TB: It’s interesting to think about the fact that, so often in your books, the things that the characters are going through don’t involve dragons, or fighting other kids to the death in a Hunger Game, or vampires, or monsters.

JB: No, they don’t. It never would have occurred to me to do that then. I mean, everything was so cyclical when I started writing.

I wrote about what was interesting, which was real life, and a lot of us came of age, then, writing in the 70s. Norma Klein, Richard Peck, Norma Fox Mazer, Harry Mazer… there were just a lot of us, and they provided my kids who were young teens in the 70s with a lot of wonderful reading experiences, and so I’m grateful to all of them.

I mean, there were no series books then.
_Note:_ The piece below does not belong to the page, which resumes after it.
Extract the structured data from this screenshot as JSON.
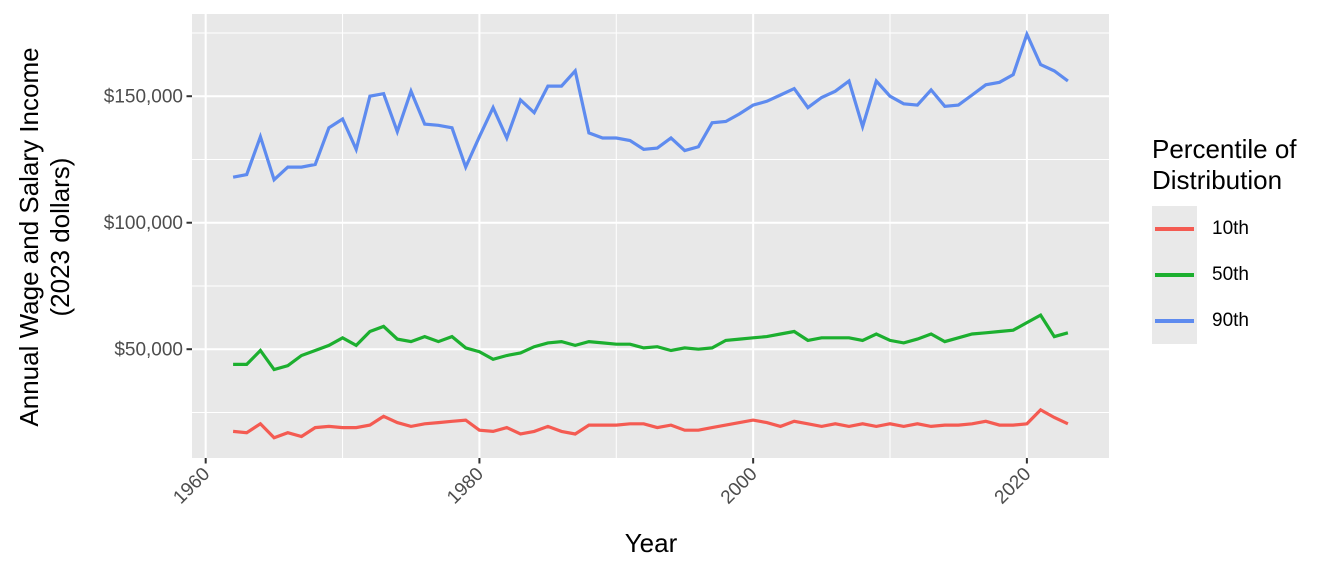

Series books were so out. If anybody tried to write a series book or a rhyming book, then that was not the way to go. The 70s were all about reality, and some people want to read about fantasy, but there was no fantasy that was being written then.
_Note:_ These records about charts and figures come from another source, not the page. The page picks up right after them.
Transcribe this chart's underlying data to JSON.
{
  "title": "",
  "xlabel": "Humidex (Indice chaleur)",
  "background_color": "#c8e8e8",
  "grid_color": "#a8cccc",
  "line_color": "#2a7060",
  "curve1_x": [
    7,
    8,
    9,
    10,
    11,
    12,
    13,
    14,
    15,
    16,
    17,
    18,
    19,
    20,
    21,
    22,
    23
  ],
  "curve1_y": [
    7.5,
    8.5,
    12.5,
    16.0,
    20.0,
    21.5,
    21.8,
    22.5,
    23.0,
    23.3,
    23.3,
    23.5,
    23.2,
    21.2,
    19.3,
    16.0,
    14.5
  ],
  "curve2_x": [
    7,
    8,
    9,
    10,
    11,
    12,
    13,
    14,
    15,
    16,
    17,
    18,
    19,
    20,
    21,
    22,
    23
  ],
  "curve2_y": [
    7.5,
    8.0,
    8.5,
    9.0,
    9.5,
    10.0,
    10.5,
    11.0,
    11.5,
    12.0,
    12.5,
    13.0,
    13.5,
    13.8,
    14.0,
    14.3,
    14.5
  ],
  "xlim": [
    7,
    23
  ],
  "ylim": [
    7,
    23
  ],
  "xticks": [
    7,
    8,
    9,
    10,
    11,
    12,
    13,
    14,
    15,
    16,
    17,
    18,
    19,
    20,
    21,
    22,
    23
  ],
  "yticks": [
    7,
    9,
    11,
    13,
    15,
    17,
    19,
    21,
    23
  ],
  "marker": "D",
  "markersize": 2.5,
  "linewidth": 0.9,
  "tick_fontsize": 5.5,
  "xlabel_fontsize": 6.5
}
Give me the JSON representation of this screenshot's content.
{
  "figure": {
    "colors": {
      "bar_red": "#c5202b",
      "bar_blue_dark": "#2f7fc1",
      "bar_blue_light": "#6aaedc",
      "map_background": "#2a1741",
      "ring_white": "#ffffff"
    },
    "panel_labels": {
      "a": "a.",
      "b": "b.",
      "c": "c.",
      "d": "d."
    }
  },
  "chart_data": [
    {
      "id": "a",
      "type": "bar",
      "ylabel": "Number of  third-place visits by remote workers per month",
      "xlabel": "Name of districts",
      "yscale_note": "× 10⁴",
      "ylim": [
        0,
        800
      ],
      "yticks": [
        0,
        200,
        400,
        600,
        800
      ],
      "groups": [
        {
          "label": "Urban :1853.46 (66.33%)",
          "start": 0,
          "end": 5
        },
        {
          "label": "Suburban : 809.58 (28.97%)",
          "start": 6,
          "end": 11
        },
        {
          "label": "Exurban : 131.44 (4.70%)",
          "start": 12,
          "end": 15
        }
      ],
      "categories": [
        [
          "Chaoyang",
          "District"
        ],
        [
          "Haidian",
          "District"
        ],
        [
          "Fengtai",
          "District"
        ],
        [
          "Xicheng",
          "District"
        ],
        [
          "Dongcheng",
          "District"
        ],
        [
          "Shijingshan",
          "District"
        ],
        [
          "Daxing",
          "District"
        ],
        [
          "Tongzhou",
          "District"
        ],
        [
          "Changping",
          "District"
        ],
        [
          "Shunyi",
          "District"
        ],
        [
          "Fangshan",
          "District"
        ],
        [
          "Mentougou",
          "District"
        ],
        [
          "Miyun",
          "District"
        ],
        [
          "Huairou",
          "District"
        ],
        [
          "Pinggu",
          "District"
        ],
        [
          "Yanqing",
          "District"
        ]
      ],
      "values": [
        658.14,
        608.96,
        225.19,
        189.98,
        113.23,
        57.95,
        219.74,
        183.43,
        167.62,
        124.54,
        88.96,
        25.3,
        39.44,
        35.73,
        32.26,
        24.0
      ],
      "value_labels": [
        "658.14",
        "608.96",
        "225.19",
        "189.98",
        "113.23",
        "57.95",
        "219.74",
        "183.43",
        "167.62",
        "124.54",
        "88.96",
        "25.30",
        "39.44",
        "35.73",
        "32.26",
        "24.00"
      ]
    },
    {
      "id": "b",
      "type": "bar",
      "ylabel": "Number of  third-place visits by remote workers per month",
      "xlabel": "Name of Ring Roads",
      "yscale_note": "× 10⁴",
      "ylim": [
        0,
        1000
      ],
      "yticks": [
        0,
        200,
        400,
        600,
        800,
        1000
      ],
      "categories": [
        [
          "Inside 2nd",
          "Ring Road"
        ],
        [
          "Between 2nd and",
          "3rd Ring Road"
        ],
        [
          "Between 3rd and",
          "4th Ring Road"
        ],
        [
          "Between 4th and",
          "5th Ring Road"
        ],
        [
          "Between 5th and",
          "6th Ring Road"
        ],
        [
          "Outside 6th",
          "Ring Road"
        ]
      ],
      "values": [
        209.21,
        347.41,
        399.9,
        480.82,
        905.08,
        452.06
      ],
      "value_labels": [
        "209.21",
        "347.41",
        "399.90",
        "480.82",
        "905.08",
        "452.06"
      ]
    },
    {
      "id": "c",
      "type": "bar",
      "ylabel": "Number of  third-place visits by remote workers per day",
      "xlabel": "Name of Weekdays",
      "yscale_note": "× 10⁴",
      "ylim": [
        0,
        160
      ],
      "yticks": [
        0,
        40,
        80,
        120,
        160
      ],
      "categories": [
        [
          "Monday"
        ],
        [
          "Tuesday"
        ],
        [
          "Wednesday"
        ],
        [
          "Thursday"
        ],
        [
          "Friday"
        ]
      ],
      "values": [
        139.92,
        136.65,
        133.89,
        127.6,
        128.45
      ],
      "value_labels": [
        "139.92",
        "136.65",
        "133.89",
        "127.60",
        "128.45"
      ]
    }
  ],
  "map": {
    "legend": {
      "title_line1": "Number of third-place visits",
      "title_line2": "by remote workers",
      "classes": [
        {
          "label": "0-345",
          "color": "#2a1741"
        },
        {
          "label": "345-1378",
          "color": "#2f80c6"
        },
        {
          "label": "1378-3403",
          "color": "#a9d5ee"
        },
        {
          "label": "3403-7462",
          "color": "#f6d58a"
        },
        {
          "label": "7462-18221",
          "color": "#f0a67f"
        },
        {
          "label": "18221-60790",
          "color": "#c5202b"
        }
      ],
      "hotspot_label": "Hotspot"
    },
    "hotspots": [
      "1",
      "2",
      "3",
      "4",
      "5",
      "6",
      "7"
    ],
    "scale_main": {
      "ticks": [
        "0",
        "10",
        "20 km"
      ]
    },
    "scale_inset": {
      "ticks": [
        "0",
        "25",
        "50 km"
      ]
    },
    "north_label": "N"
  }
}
My husband and I often talk about our collection of the Wizard of Oz books, because both of us owned the whole series and both of us are still angry that our mothers gave our Oz books away after we left home. We say what a collection we could have too, two first editions of each one. So I did like those books although I will tell you that I was never really that much into fantasy. I had so much fantasy of my own inside my head, but it was a fantasy life that was based on real life. They were more Sally J. Freedman kind of fantasies. So I didn’t fantasize about dragons or fighting other kids to the death. And there’s nothing wrong with that. I mean my husband and I listened to the first Hunger Games book on a long road trip and we couldn’t stop and we pulled the car into the driveway we got home and we just sat in the driveway until it was finished. It was good storytelling.

TB: You’ve said that In the Unlikely Event is your last book, is that still true?

JB: I think is my last long novel. In the Unlikely Event took five years between all of the research and the writing. Now we’ve just opened a bookstore and it’s great fun to sell books and to put them in the hands of other people and to talk books and reading. I’m loving it. So, I’m not going to say that I’m never going to write anything because who knows what will have to come out. I never know. But I don’t think that it’s going to be a five year project.